Envergonha ver professores à frente de salas de aula com 40 alunos ou mais. Uma cabeça pedagógica benfeita sabe de cor e salteado que o número ideal são 20, e que 25 matriculados numa classe são o limite máximo para que outras cabeças benfeitas possam ser formadas. Que uma turma de 40 alunos se torne duas de 20, e que o professor passe a ganhar o dobro para lecionar melhor nessas duas turmas!

Igualmente sovadas e monótonas são as aulas em que nós, professores, voltamos a reproduzir os erros que criticávamos na conduta dos nossos professores. Não é falta de imaginação nossa adotar instrumentos e métodos de avaliação que voltam a reduzir a inteligência criativa ao uso da memória?

Razão tinha o poeta Mario Quintana ao dizer que “os discípulos de um escritor só conseguem acentuar

os defeitos do Mestre”, o que, traduzido em termos pedagógicos, vale afirmar que uma adequada formação docente consiste em estimular cada professor a descobrir seus talentos pessoais e criar seu próprio estilo comunicacional.

A educação de verdade

Se o eterno retorno é um fato fatídico, saibamos reiterar, sem sentir vergonha, certas verdades de uma educação de verdade.

Uma dessas verdades verdadeiras é que economizar em educação acarreta prejuízos bem calculáveis. Sem intenso investimento na educação haverá mais empobrecimento. A educação empobrecida e fragilizada empobrece e fragiliza o nosso futuro.

O melhor investimento que se pode fazer é sempre investimento educacional. Investir na autoeducação. Investir na educação dos filhos. Investir na educação pública. Investir na educação do povo. Investir em educação é alimentar e vestir o futuro.

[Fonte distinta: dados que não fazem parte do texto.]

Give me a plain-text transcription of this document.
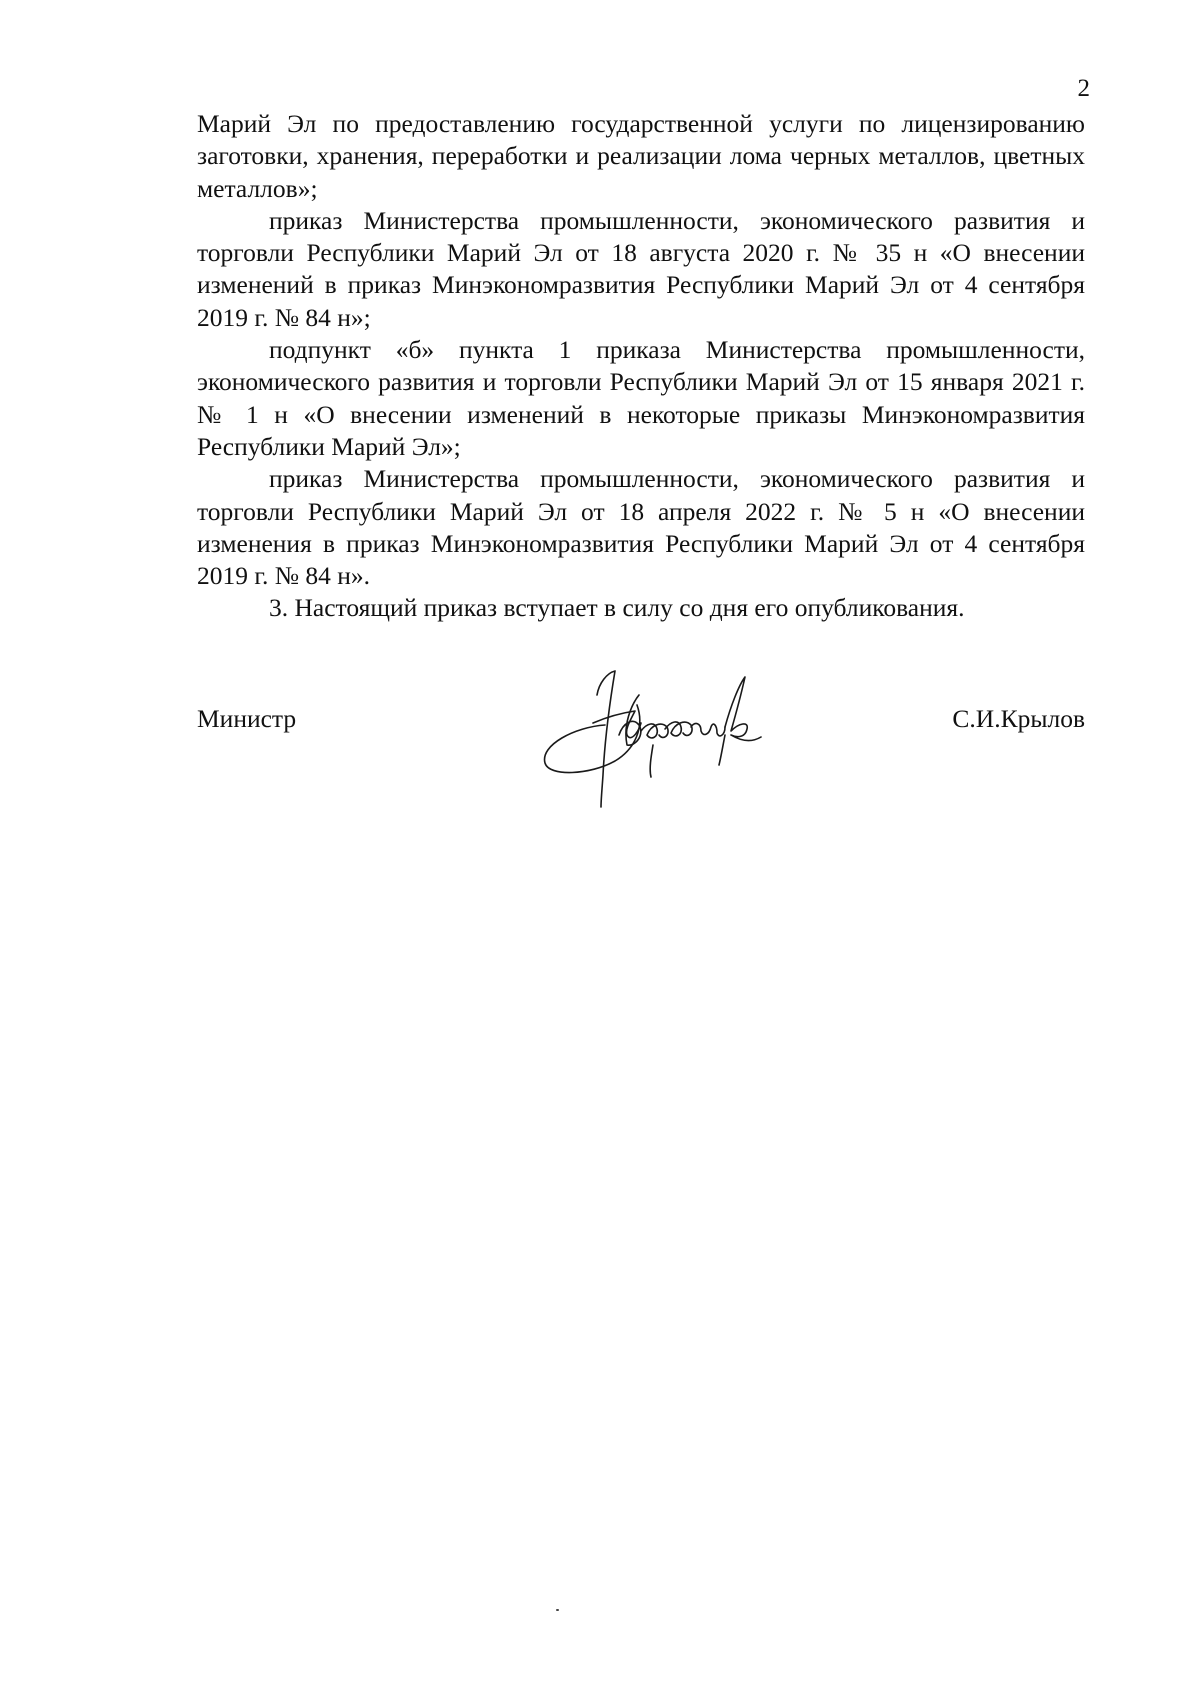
2

Марий Эл по предоставлению государственной услуги по лицензированию заготовки, хранения, переработки и реализации лома черных металлов, цветных металлов»;

приказ Министерства промышленности, экономического развития и торговли Республики Марий Эл от 18 августа 2020 г. № 35 н «О внесении изменений в приказ Минэкономразвития Республики Марий Эл от 4 сентября 2019 г. № 84 н»;

подпункт «б» пункта 1 приказа Министерства промышленности, экономического развития и торговли Республики Марий Эл от 15 января 2021 г. № 1 н «О внесении изменений в некоторые приказы Минэкономразвития Республики Марий Эл»;

приказ Министерства промышленности, экономического развития и торговли Республики Марий Эл от 18 апреля 2022 г. № 5 н «О внесении изменения в приказ Минэкономразвития Республики Марий Эл от 4 сентября 2019 г. № 84 н».

3. Настоящий приказ вступает в силу со дня его опубликования.

Министр	С.И.Крылов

Teremos de repetir ad nauseam, bater na mesma tecla, cantar sempre a mesma cantiga todo o santo dia: o investimento na educação tem de ser prioridade prioritária.

A melhor política monetária é investir na educação. O melhor plano de desenvolvimento nacional é investir na educação. A melhor maneira de fortalecer as instituições sociais é investir na educação. Problemas no campo da saúde, da segurança e da mobilidade social podem ser amenizados, e muito, mediante um investimento generoso e corajoso em educação.

Professores sem boas condições profissionais (bons salários, boa e contínua formação, plano de carreira e ambiente de valorização) não professoram bem. E professores que não professoram comprometem a sociedade.

Estudantes que não aprendem a ler e a pensar, a pesquisar, analisar e interpretar, a argumentar e escrever, a criar e agir – estudantes, em suma, que não aprendem a estudar -, serão menos livres e, portanto, menos soberana (e menos poética) será a nação.